Surg Endosc. 2013 Jun;27(6):1881-6. doi: 10.1007/s00464-012-2687-4. Epub 2012 Dec 18.
Standard oncologic liver resections performed on elderly patients (≥70 years old) have been shown to be safe and effective. The aim of this study was to analyze operative and oncologic short-term outcomes of totally laparoscopic liver resections (TLLR) performed on elderly patients for malignancies.
We performed a retrospective statistical analysis of prospectively recorded data of TLLR performed from October 2008 to February 2012 by a single hepato-pancreato-biliary (HPB) surgeon. Patients were divided into two groups according to age (<70 vs. ≥ 70 years old) and perioperative outcomes were compared.
A total of 60 TLLR for malignancies were identified of which 25 patients (42 %) were aged ≥ 70 years (Group A) and 35 (58 %) were aged <70 years (Group B). There was no difference in operative time (170 vs. 180 min, p = 0.267), median blood loss (200 vs. 250 ml, p = 0.183), number and time of Pringle maneuver (p = 0.563 and p = 0.180), blood transfusion rate (4 vs. 17 %, p = 0.222), conversion rate (4 vs. 9 %, p = 0.443), morbidity rate (12 vs. 20 %, p = 0.797), and perioperative mortality rate (0 vs. 3 %, p = 0.688). An R0 resection was achieved in 92 (Group A) versus 83 % (Group B) (p = 0.265). At a median follow-up of 18 months, 12 % of patients in Group A experienced a disease recurrence with a related mortality rate similar to that of Group B (8 vs. 12 %, p = 0.375).

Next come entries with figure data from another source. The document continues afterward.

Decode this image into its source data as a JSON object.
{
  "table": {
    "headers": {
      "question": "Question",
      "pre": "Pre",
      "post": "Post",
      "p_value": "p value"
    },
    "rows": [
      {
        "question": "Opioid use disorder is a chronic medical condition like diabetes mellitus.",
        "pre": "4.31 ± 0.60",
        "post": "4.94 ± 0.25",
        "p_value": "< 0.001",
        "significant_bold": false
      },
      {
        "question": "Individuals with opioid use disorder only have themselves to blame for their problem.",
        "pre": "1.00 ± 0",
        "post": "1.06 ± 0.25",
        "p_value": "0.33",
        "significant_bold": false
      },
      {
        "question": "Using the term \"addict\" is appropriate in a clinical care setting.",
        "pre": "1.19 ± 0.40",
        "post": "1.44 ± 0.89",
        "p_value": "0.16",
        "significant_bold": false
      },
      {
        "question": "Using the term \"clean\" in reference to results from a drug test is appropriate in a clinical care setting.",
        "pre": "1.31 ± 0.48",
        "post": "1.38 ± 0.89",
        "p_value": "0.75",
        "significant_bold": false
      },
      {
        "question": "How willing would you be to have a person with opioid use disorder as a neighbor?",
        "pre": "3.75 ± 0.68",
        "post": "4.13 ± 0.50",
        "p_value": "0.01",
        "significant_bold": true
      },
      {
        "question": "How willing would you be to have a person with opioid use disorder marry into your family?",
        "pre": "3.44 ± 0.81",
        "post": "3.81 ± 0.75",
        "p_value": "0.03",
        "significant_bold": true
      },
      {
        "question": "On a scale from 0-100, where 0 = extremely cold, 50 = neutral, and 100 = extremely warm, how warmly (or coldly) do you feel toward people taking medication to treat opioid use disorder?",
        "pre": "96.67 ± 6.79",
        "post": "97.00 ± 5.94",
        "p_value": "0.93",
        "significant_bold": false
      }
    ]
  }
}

This retrospective comparative study shows that TLLR performed on elderly for liver neoplasm are feasible and safe and lead to short-term outcomes similar to those of younger patients.
对老年患者(≥70 岁)进行标准的肿瘤肝切除术已被证明是安全有效的。本研究的目的是分析由一位肝胆胰外科医生在 2008 年 10 月至 2012 年 2 月期间对老年癌症患者进行的完全腹腔镜肝切除术(TLLR)的手术和短期肿瘤学结果。
我们对一位肝胆胰外科医生进行的 TLLR 的前瞻性记录数据进行了回顾性统计分析。根据年龄(<70 岁与≥70 岁)将患者分为两组,并比较围手术期结果。
共发现 60 例恶性肿瘤的 TLLR,其中 25 例(42%)年龄≥70 岁(A 组),35 例(58%)年龄<70 岁(B 组)。手术时间(170 分钟与 180 分钟,p=0.267)、中位出血量(200ml 与 250ml,p=0.183)、Pringle 操作次数和时间(p=0.563 和 p=0.180)、输血率(4%与 17%,p=0.222)、转化率(4%与 9%,p=0.443)、发病率(12%与 20%,p=0.797)和围手术期死亡率(0%与 3%,p=0.688)无差异。A 组 92 例(92%)达到 R0 切除,B 组 83%(83%)(p=0.265)。在中位随访 18 个月时,A 组 12%的患者出现疾病复发,其相关死亡率与 B 组相似(8%与 12%,p=0.375)。
这项回顾性对比研究表明,对老年肝肿瘤患者进行 TLLR 是可行且安全的,并导致与年轻患者相似的短期结果。